Hargreaves Lansdown funds with exposure to Neil Woodford’s collapsed investment vehicle have bled a net £439m over the past four months, sparking fears that the liquidity crisis that engulfed the former stockpicker could spread to a new cohort of investors.
Hargreaves, the UK’s largest fund supermarket, operates an £8bn own-brand multimanager portfolio range that invests in the Woodford Equity Income fund, which is suspended due to problems stemming from its exposure to hard-to-sell assets.
A recent run of investor redemptions from the Hargreaves range is fuelling concern that as the multimanager reduces its position in other funds to pay the withdrawals, the Woodford fund will make up a larger proportion of the portfolios, endangering remaining investors.
Unlike investors who hold the fund directly, unit holders in the Hargreaves range are free to sell down their holdings. They have withdrawn a net £213m from Hargreaves’ £2.6bn Income and Growth Trust, its largest multi-manager fund and the one most exposed to the Woodford fund, since the end of May. That has shrunk its portfolio by a tenth, Morningstar estimates show.
Outflows from Income and Growth, which invests 11 per cent of its assets in the Woodford fund, were highest immediately after the suspension of the Woodford fund in June, averaging around £5m per day. Redemptions gathered pace again this week following the closure of Mr Woodford’s investment business. They totalled £2.3m on Thursday alone.
“This should be worrying to investors in the fund and Hargreaves Lansdown alike,” said James McManus, head of research at robo-adviser Nutmeg.
The Woodford fund is set to start returning cash to investors from January. But its exposure to illiquid assets means that unit holders such as Hargreaves face lengthy waits before being able to access all of their cash.
“If [Hargreaves investors] redeem their money, it cannot be funded by the Woodford position, meaning other assets must be sold and therefore the proportion of fund assets that Woodford accounts for will increase,” said Mr McManus.
He warned that in an extreme scenario Hargreaves may follow the Woodford fund and halt investors from accessing their money. This could happen if the Woodford fund weighting grows to more than 20 per cent of the portfolio, breaching a regulatory cap imposed on multi-manager funds’ holdings in other funds.

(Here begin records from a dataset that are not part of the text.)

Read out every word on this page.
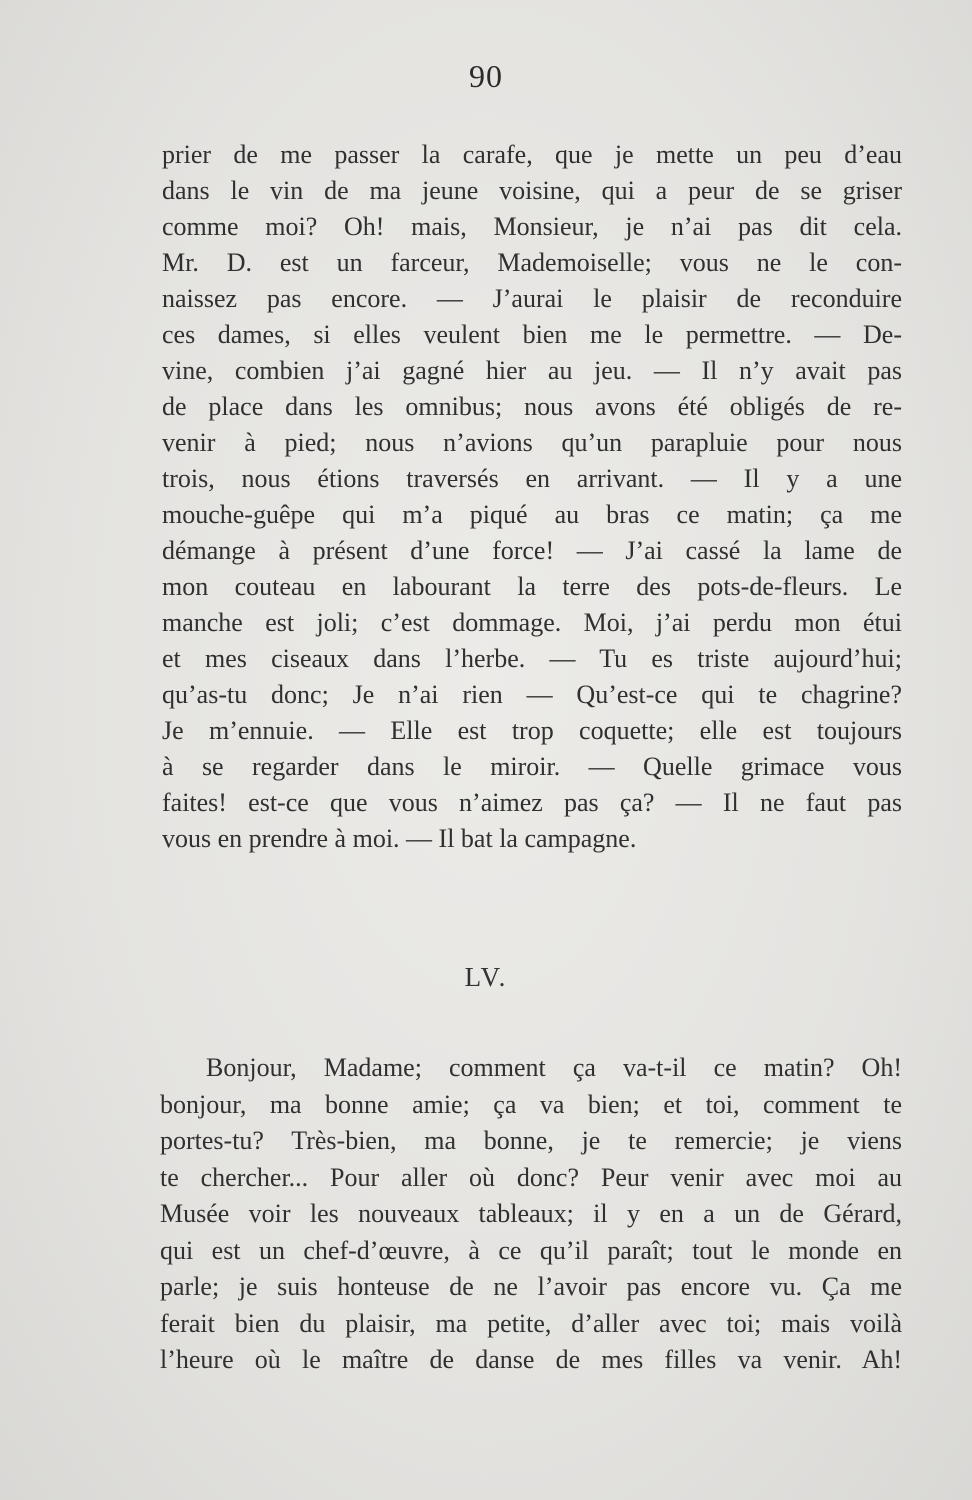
90
prier de me passer la carafe, que je mette un peu d’eau
dans le vin de ma jeune voisine, qui a peur de se griser
comme moi? Oh! mais, Monsieur, je n’ai pas dit cela.
Mr. D. est un farceur, Mademoiselle; vous ne le con-
naissez pas encore. — J’aurai le plaisir de reconduire
ces dames, si elles veulent bien me le permettre. — De-
vine, combien j’ai gagné hier au jeu. — Il n’y avait pas
de place dans les omnibus; nous avons été obligés de re-
venir à pied; nous n’avions qu’un parapluie pour nous
trois, nous étions traversés en arrivant. — Il y a une
mouche-guêpe qui m’a piqué au bras ce matin; ça me
démange à présent d’une force! — J’ai cassé la lame de
mon couteau en labourant la terre des pots-de-fleurs. Le
manche est joli; c’est dommage. Moi, j’ai perdu mon étui
et mes ciseaux dans l’herbe. — Tu es triste aujourd’hui;
qu’as-tu donc; Je n’ai rien — Qu’est-ce qui te chagrine?
Je m’ennuie. — Elle est trop coquette; elle est toujours
à se regarder dans le miroir. — Quelle grimace vous
faites! est-ce que vous n’aimez pas ça? — Il ne faut pas
vous en prendre à moi. — Il bat la campagne.
LV.
Bonjour, Madame; comment ça va-t-il ce matin? Oh!
bonjour, ma bonne amie; ça va bien; et toi, comment te
portes-tu? Très-bien, ma bonne, je te remercie; je viens
te chercher... Pour aller où donc? Peur venir avec moi au
Musée voir les nouveaux tableaux; il y en a un de Gérard,
qui est un chef-d’œuvre, à ce qu’il paraît; tout le monde en
parle; je suis honteuse de ne l’avoir pas encore vu. Ça me
ferait bien du plaisir, ma petite, d’aller avec toi; mais voilà
l’heure où le maître de danse de mes filles va venir. Ah!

However, Mr McManus cautioned that this prospect is still some way off, estimating that to warrant action assets would need to fall “substantially” to about £1.5bn.
In addition, the heavy losses registered by the Woodford fund since its suspension has actually reduced its weight in the Hargreaves Income and Growth portfolio from 12.8 per cent to 11 per cent.
Hargreaves said that redemptions from its multi-manager range had been “in line with normal trading” since the suspension of the Woodford fund.
Mr McManus added that the Hargreaves fund’s mainly retail client base means it is less likely to be hit by a sudden large redemption — as was the case when Kent county council demanded £263m back from the Woodford fund. However, uncertainty around the extent of Woodford losses was likely to push more Hargreaves investors to rush for the exit, he said.
The Woodford fund’s woes have had a knock-on effect on Hargreaves Income and Growth, which has lost 5.4 per cent over one year. Despite this, Hargreaves continues to charge investors a 0.75 per cent management fee.
Hargreaves said that the Income and Growth fund had outperformed its comparative benchmark over all time horizons since it launched 17 years ago.